真核复制型DNA聚合酶（Pos），Pos δ和ε属于Pos的B家族，它们复制 DNA具有很高的保真度。虽然DNA聚合酶β（Polymerase β，Polymerase β）也是B家族的一员，但它不同于 与复制型Pos不同，它以较低的保真度合成DNA，并在促进DNA合成中起着关键作用。 通过各种各样的DNA损伤进行复制。波尔布特在这方面是独一无二的。催化活性聚合物 由Rev 3催化亚基和Rev 7辅助亚基组成;然而，我们发现聚合酶 在体内含有两个额外的亚基，Pol 31和Pol 32，我们将这种四亚基复合物称为Pol 31-d。 此外，我们最近已经表明，Rev 1，一个成员的Y-家庭的Pos，也是一个化学计量的 Pol E-d的组成部分，我们将这个五亚基复合物称为Pol E-d 1。我们净化波尔丹和波尔丹的能力- D1打开了这些多亚基复合物用于详细的机理和结构分析。我们能够 第一次提出与Pol C-d和Pol C-d1的整体架构有关的问题，以及Pol 31，Pol 32， 和Rev 1增强了Pol β对未损伤和损伤DNA底物的催化活性。
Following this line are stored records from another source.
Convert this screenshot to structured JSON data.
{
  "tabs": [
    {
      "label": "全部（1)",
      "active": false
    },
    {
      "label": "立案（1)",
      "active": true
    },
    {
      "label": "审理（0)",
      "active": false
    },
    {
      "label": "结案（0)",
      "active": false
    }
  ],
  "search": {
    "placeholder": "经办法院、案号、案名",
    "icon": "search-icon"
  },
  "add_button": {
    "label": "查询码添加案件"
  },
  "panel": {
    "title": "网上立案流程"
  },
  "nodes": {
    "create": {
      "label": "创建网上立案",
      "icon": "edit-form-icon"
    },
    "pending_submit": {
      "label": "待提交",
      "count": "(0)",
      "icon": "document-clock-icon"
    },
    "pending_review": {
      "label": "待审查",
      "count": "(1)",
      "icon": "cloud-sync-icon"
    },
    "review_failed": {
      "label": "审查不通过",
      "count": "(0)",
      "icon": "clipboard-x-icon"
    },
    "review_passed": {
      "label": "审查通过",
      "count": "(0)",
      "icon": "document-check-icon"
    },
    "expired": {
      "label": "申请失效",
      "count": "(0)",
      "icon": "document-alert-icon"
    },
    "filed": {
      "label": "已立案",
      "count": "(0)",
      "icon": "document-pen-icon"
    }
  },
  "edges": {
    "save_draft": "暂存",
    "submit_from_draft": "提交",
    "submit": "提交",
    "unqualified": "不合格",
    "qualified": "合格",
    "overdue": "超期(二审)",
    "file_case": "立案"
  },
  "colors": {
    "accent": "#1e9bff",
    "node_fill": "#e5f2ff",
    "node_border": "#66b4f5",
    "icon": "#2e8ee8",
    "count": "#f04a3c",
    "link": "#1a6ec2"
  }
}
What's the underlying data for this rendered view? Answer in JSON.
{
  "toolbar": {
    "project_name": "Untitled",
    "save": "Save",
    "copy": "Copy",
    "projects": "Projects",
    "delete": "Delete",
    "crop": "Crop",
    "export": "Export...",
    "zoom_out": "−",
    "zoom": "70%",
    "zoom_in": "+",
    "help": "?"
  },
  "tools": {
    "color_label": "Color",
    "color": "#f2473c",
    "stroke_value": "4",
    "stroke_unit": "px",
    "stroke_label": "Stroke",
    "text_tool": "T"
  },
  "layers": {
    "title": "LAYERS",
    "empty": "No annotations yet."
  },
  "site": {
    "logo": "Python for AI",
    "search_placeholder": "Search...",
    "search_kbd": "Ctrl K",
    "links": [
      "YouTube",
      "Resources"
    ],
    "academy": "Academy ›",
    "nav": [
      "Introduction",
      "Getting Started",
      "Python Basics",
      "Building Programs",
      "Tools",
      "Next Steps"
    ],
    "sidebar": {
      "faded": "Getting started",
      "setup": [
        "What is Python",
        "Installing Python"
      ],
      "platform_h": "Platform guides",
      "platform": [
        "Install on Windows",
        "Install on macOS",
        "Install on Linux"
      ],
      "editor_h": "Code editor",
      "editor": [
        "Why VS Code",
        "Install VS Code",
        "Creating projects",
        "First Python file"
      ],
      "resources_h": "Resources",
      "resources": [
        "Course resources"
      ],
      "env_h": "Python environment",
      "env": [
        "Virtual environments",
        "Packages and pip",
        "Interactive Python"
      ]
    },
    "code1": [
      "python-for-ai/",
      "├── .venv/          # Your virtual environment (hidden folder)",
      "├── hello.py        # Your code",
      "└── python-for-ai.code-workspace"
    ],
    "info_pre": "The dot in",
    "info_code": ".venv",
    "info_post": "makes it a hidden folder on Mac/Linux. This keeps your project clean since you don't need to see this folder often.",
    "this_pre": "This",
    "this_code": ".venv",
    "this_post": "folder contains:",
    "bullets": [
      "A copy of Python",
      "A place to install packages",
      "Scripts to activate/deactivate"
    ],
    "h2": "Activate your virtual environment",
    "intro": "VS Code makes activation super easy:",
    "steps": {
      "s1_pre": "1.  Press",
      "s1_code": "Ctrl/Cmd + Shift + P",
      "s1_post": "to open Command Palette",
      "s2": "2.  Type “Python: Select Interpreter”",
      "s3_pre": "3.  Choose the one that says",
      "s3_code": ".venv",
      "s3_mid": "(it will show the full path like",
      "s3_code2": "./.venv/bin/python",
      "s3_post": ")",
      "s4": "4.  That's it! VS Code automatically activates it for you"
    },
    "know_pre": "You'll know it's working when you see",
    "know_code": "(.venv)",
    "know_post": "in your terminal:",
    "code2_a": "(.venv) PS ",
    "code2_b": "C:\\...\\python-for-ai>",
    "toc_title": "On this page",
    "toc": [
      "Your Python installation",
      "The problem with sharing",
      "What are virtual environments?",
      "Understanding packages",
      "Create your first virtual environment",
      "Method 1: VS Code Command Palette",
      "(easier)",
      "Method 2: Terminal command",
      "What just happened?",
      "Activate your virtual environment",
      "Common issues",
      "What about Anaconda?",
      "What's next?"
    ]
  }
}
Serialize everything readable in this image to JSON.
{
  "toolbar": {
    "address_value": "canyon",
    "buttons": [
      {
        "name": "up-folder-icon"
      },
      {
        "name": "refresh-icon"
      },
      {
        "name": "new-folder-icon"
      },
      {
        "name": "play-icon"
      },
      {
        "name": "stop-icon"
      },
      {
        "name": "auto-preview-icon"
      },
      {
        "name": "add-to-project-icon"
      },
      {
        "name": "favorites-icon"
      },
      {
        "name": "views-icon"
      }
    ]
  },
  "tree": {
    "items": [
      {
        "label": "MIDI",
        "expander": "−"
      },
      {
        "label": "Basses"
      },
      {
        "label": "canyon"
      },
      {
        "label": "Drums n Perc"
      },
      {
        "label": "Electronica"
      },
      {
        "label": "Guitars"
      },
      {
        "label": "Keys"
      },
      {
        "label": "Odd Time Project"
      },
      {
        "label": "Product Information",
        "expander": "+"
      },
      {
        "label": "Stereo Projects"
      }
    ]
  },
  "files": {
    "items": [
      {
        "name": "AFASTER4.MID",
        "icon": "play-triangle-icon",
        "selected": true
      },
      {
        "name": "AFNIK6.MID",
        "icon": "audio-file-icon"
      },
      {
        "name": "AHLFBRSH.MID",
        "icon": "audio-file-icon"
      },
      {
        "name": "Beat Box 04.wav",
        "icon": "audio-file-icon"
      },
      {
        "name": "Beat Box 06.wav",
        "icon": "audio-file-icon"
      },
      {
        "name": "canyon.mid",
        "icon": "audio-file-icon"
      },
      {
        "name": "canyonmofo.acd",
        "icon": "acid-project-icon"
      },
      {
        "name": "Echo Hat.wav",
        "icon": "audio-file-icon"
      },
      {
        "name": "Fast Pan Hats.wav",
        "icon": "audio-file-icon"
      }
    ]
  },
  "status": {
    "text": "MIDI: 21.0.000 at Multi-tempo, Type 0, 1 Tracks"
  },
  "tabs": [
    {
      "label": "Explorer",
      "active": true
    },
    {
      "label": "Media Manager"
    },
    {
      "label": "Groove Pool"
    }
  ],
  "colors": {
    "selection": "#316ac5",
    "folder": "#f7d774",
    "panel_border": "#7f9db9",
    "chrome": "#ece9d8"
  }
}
目标1： 将在存在DNA的情况下对Pol E10-d和Pol E10-d1进行低温电子显微镜（cryo-EM）分析， 最新发展的直接检测设备相机成像单分子的优势， 高分辨率三维重建软件。这些研究将建立在我们早期的低分辨率模型上 首次揭示了这种酶实际上是如何与DNA相互作用的，以及蛋白质的性质- 不同亚基之间的蛋白质接触。在目标2中，我们将进行预稳态动力学分析， 确定了Pol β-d和Pol β-d1的作用机制。这些研究将与 结构研究（目的1），以获得反应途径的动力学图。我们还将测试 通过生物化学和遗传学方法，其中Rev 3活性位点中的残基和介导 将突变亚基蛋白质-蛋白质相互作用，并测定它们对体外DNA合成的影响， 对体内DNA损伤反应的影响总而言之，拟议的研究对于理解如何 真核细胞科普外源性和内源性遗传毒性诱导的各种DNA损伤 剂.